Agree. You may not need power tools and associated risk when hand tools can do the job, especially for one offs or things you do infrequently. I often use a saw powered by tea and biscuits converted into human arm energy.
 
I just planked up some apple logs and to avoid too much loss due to warping, I planked them thick; 2 inches. It will take a long time to dry but I don't need it urgently. You say that your log is dry; been drying for years. How many years? I normally plank wood at 1.5 inches thick and leave them to dry (in a shed kept at 40-50% relative humidity) for 2 years or more. It may be that your log is not as dry as you would like and so cutting to 15mm thick may result in significant warping as it finishes drying. My advice would be to cut to 35 to 40 mm thick then see if it is dry enough then rip in to two planks ready for thicknessing to 15mm.
Using a chainsaw will, at best, waste a lot of material; the kerf is thick and cutting a straight plank with a hand held chainsaw is an art form!
Using a table saw, as has been said, would be difficult and dangerous. At best you could ruin your log and table saw, at worst you could be badly hurt as well.
Using a band saw is the standard method for hobbyists for good reasons; it works and is safe if done correctly.
Using a hand ripsaw is safe but hard work and requires a bit of skill.
Making a sled for your bandsaw is a safe method but is not really necessary if you don't need/want waney edges.
The method I use is to make a roughly flat side by planning off a centimetre or so of bark and sap wood using an electric hand planer. I then run that over my planer thicknesser to make it properly flat. I then use the bandsaw to slice off a flat side at 90 degrees to the first flat face. You can use a sled or a rip-fence to guide you or do it by hand. (As long as your first flat face is wide enough, and you don't push too hard then the log should not roll.) The new flat face is never perfectly flat so I run that over the planer thicknesser. I then use that new flat face to square the first flat face using the fence on the planer thicknesser. I now have two flat faces at 90 degrees. I then take a 1.5 inch slice off the log using the band saw (using the rip-fence). However, remember to calculate where your cuts will be relative to the pith. If the cut is square enough I can take another slice and so on. (If the newly created face is not very square/flat, I take a few shavings off using the planer thicknesser, remembering to square the two cut surfaces. Please be careful with the last slice on the bandsaw as the curve of the log may mean the lower part of the bandsaw blade is exposed and you don't want to trim the ends off your fingers; use a hand held push block which has a good gripping surface.

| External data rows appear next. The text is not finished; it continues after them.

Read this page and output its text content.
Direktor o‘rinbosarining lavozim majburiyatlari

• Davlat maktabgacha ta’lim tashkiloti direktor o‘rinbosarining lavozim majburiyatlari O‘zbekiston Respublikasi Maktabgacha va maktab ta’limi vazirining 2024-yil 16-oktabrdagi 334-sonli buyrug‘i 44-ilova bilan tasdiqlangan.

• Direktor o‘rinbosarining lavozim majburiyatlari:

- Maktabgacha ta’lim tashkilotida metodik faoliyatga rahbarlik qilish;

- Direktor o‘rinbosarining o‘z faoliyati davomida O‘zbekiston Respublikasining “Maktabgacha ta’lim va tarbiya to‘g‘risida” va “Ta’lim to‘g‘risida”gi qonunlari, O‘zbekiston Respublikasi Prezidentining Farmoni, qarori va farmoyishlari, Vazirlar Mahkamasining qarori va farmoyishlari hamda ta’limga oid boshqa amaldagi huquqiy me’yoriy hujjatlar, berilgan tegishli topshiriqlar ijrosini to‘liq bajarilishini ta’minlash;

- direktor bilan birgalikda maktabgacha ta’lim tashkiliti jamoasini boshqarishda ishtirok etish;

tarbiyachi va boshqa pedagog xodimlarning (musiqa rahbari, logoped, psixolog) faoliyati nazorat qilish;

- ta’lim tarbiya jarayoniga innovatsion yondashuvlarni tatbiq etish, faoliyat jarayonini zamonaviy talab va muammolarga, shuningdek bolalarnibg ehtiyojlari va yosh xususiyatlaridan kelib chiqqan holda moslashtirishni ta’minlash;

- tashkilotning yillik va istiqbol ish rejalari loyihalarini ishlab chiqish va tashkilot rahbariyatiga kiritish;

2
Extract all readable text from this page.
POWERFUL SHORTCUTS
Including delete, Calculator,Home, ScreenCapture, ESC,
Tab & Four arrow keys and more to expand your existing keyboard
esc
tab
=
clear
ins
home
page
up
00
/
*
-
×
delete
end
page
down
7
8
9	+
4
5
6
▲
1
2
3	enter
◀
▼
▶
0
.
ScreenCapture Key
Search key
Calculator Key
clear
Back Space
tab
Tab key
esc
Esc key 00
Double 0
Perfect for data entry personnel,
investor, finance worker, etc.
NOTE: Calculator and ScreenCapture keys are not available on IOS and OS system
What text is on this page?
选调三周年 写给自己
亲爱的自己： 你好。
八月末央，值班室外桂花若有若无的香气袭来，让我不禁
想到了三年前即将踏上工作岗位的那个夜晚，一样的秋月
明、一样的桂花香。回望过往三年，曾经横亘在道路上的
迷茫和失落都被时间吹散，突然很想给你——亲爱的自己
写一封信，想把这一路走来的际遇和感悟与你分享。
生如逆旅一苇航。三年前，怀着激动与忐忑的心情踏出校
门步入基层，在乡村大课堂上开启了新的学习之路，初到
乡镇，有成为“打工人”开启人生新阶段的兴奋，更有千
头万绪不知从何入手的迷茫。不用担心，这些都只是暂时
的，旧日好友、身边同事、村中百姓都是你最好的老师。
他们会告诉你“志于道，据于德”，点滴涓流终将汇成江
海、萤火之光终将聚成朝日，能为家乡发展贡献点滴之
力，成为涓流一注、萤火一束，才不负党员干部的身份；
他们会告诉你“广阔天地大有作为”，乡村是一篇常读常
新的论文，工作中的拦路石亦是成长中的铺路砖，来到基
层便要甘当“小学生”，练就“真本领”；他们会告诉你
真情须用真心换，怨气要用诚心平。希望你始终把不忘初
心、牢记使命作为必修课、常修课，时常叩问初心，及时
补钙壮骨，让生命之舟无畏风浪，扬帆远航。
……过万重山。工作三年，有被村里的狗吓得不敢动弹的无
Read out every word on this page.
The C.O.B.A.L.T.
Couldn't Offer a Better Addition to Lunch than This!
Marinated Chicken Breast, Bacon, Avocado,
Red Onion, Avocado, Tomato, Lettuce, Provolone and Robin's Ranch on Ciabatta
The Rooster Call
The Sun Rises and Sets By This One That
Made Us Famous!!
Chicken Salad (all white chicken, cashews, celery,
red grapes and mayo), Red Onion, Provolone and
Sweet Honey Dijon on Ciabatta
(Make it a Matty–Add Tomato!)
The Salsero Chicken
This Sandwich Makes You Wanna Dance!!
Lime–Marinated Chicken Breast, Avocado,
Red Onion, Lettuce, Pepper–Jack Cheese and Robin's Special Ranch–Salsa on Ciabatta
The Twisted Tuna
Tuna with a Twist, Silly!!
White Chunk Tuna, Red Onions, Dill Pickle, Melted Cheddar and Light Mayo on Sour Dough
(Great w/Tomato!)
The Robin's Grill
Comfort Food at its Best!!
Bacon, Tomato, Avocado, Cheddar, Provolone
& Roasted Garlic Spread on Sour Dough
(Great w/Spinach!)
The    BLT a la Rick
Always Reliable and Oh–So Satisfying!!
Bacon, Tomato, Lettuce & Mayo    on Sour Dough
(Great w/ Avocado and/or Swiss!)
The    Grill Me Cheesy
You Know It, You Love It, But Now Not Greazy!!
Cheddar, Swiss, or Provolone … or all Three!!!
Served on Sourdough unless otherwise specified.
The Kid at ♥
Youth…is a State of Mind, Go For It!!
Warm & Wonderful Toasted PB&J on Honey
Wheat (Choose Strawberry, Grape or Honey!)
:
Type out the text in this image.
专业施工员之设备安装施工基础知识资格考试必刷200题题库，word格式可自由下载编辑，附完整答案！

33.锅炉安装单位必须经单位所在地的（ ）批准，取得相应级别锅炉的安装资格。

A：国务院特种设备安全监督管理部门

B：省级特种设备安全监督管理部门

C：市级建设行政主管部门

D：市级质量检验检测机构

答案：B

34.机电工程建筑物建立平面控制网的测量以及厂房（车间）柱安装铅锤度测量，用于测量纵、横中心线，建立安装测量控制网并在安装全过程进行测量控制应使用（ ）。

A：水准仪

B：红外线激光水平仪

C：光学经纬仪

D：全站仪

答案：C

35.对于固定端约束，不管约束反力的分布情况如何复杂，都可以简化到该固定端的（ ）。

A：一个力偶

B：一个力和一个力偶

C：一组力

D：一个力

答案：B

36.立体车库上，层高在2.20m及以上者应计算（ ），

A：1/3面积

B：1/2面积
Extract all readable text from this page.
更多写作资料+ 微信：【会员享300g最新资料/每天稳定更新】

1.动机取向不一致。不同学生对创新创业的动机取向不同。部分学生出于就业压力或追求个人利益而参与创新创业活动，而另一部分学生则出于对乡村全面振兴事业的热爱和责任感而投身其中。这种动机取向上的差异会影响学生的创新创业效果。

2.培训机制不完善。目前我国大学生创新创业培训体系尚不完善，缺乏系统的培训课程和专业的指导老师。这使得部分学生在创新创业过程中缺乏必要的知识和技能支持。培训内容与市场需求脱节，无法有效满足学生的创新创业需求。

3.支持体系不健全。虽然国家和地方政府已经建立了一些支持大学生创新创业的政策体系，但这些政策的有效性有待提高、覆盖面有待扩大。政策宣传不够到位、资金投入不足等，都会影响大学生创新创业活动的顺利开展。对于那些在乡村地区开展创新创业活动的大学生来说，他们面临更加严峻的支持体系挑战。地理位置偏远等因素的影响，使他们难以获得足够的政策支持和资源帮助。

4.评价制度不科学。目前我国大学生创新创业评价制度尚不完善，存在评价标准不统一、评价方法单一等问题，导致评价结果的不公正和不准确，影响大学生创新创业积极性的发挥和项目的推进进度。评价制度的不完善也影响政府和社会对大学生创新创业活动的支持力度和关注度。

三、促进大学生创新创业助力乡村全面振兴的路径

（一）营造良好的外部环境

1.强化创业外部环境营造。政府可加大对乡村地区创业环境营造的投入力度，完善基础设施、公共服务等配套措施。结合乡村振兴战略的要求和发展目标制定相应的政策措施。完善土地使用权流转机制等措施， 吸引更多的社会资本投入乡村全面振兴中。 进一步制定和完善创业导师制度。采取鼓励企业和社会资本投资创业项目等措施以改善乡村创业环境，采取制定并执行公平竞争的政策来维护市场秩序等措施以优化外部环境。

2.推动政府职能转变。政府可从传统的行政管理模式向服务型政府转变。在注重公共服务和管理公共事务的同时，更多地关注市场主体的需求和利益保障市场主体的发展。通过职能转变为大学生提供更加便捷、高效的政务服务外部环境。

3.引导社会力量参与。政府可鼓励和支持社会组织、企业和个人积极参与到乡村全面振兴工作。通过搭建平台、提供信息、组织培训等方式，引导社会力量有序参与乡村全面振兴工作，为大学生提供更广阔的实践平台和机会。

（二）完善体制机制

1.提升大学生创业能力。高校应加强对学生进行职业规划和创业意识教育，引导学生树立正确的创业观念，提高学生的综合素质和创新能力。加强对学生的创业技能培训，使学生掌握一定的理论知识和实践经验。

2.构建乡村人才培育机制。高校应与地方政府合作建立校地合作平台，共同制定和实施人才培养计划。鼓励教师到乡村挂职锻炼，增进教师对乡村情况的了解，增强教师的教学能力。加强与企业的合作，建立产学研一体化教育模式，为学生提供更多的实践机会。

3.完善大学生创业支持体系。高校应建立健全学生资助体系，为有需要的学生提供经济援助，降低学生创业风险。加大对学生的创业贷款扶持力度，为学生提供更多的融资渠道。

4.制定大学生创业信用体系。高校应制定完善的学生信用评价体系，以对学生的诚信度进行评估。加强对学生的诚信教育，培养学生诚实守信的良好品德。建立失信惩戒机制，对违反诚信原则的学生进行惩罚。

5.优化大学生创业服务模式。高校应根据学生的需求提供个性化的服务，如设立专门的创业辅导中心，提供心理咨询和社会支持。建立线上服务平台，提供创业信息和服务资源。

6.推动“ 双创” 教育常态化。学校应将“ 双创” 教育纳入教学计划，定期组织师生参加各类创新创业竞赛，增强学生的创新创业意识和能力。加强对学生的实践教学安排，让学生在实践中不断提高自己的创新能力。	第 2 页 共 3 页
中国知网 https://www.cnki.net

It sounds like a lot of work.... and it is, but it is very satisfying cutting your own planks from your own logs and even more so if you cut down the tree yourself :)
Two tips; use a sharp bandsaw blade with 3 or 4 tpi and coat the ends of the planks with wax sealer to help prevent splitting. (You can also use paint.)
I have so far used this technique with Yew, Laburnum, Cherry, Eucalyptus, Willow, Ash, Linden, Pear, Hawthorn and most recently Apple.
PS Eucalyptus is a pain in the @#% and warps and twists like crazy; good for making propeller blades, maybe.
Anyway, have fun, be patient and stay safe. Good luck.